Structural Optimization of Lattice-Based Bone Implants for Improved Mechanical Properties

Abstract

Bone implants play a critical role in the field of medical science, enabling the restoration of damaged bone tissue. Traditional implants, however, often lack the ability to support bone regeneration, resulting in implant failure or the need for removal. To address this challenge, additive manufacturing (AM) has introduced innovative porous lattice structures capable of promoting osteointegration, a process crucial for implant success. This study focuses on optimizing lattice designs to balance porosity with mechanical strength, aiming to bridge the gap between implant requirements and performance. Three lattice types—Double Pyramid, Double Pyramid with Cross and Octahedral—were examined across varying porosity levels, setting the stage for a comprehensive analysis.
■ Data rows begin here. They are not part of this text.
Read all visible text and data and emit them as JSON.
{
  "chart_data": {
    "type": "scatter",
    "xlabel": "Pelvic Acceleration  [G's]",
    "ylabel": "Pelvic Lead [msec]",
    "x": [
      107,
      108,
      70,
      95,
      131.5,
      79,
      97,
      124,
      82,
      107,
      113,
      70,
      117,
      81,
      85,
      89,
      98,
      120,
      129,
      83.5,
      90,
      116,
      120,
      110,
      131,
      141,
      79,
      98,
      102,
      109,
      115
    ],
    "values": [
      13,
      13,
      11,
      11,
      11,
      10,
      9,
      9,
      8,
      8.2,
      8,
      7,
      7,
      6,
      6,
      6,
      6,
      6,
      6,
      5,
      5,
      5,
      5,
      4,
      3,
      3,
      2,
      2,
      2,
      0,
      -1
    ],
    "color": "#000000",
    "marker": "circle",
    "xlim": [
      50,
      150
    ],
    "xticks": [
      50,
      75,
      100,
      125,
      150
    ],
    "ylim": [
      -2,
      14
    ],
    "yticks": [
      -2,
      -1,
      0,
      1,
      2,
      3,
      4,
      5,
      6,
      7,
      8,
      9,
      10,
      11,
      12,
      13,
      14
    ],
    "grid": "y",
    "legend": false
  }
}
Three primary objectives were established: 1) evaluated porosity and pore sizes for optimal osteointegration, 2) optimized lattice regions with maximum stress concentration, 3) Identified superior lattice types and configurations based on yield forces for enhanced strength and osseointegration. The results reveal that the Double Pyramid lattice exhibited superior performance, maintaining strength and stiffness within acceptable limits at 50% porosity. Double Pyramid with cross and Octahedral lattice structures displayed diminished mechanical properties beyond this threshold. The study's findings not only address implant requirements but also introduce a novel lattice variant that combines the benefits of enhanced strength and osteointegration at higher porosity levels. This research has significant implications for the medical field, additive manufacturing, aerospace industries, and applications involving high-strength lattice structures. The study's outcomes provide a valuable foundation for the development of tailored implants to meet specific patient needs, ultimately advancing the field of bone implantation.